Now is the traveler unaware of himself, and of aught besides himself. He seeth neither ignorance nor knowledge, neither doubt nor certitude; he knoweth not the morn of guidance from the night of error.

He fleeth both from unbelief and faith, and deadly poison is a balm to him. Wherefore Attár [Farídu'd-Dín Attár (ca. 1150-1230 A.D.), the great Persian Súfí poet.] saith:

For the infidel, error--for the faithful, faith;
For Attár's heart, an atom of Thy pain.

The steed of this Valley is pain; and if there be no pain this journey will never end. In this station the lover hath no thought save the Beloved, and seeketh no refuge save the Friend.

At every moment he offereth a hundred lives in the path of the Loved One, at every step he throweth a thousand heads at the feet of the Beloved.

O My Brother! Until thou enter the Egypt of love, thou shalt never come to the Joseph of the Beauty of the Friend;

and until, like Jacob, thou forsake thine outward eyes, thou shalt never open the eye of thine inward being; and until thou burn with the fire of love, thou shalt never commune with the Lover of Longing.

A lover feareth nothing and no harm can come nigh him: Thou seest him chill in the fire and dry in the sea.
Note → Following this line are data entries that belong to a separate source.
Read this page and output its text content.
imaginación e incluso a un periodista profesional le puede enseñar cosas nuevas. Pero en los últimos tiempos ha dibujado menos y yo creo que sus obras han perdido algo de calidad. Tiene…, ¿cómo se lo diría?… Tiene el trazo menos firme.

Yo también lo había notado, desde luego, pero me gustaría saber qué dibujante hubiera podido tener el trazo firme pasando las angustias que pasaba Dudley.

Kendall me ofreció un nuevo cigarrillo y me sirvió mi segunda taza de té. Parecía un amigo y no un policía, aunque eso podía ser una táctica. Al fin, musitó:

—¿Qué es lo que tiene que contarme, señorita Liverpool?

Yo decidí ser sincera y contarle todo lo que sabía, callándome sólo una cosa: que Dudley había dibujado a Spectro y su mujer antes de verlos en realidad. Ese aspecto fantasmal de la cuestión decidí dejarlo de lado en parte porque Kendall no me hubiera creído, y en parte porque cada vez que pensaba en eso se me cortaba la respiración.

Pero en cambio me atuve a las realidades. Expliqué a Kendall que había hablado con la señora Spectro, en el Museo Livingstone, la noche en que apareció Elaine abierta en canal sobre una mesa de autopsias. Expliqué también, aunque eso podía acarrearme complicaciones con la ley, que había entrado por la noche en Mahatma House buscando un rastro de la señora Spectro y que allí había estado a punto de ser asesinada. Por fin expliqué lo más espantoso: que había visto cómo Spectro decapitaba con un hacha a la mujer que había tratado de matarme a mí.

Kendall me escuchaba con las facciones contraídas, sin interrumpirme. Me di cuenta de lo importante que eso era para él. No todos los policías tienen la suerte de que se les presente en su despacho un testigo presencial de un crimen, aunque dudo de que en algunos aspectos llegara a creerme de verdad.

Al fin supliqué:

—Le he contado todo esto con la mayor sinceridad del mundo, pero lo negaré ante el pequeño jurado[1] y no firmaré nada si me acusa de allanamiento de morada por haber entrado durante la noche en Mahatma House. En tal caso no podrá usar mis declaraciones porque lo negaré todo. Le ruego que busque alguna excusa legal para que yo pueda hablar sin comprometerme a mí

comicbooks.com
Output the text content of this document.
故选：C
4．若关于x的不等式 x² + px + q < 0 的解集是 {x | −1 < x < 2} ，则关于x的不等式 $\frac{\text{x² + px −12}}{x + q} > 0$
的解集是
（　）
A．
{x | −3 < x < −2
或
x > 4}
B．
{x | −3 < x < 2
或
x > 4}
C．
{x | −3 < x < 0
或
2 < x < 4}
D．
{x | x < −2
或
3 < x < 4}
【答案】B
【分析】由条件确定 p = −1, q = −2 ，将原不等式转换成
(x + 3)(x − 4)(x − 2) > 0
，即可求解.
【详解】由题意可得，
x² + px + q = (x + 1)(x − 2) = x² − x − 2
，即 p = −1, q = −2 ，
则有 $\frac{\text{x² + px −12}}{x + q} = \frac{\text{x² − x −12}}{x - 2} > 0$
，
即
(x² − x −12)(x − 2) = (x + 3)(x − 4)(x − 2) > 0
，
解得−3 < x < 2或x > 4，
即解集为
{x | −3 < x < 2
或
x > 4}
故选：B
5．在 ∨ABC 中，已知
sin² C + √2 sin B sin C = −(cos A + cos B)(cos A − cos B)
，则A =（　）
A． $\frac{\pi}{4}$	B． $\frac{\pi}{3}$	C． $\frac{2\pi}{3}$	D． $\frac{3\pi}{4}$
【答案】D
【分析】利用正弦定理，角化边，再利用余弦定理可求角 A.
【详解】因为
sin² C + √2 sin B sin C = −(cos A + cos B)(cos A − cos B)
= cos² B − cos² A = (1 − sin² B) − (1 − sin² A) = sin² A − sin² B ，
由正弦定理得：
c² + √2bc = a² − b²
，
A lover is he who is chill in hell fire;
A knower is he who is dry in the sea. [Persian
mystic poem.]

Love accepteth no existence and wisheth no life: He seeth life in death, and in shame seeketh glory.

To merit the madness of love, man must abound in sanity; to merit the bonds of the
Friend, he must be full of spirit.

Blessed the neck that is caught in His noose, happy the head that falleth on the dust in the pathway of His love. Wherefore, O friend, give up thy self that thou mayest find the Peerless One, pass by this mortal earth that thou mayest seek a home in the nest of heaven.

Be as naught, if thou wouldst kindle the fire of being and be fit for the pathway of love.

Love seizeth not upon a living soul,
The falcon preyeth not on a dead mouse.
[Persian mystic poem. Cf. The Hidden Words, No. 7, Arabic.] 

Love setteth a world aflame at every turn, and he wasteth every land where he carrieth his banner.

Being hath no existence in his kingdom; the wise wield no command within his realm.

The leviathan of love swalloweth the master of reason and destroyeth the lord of knowledge.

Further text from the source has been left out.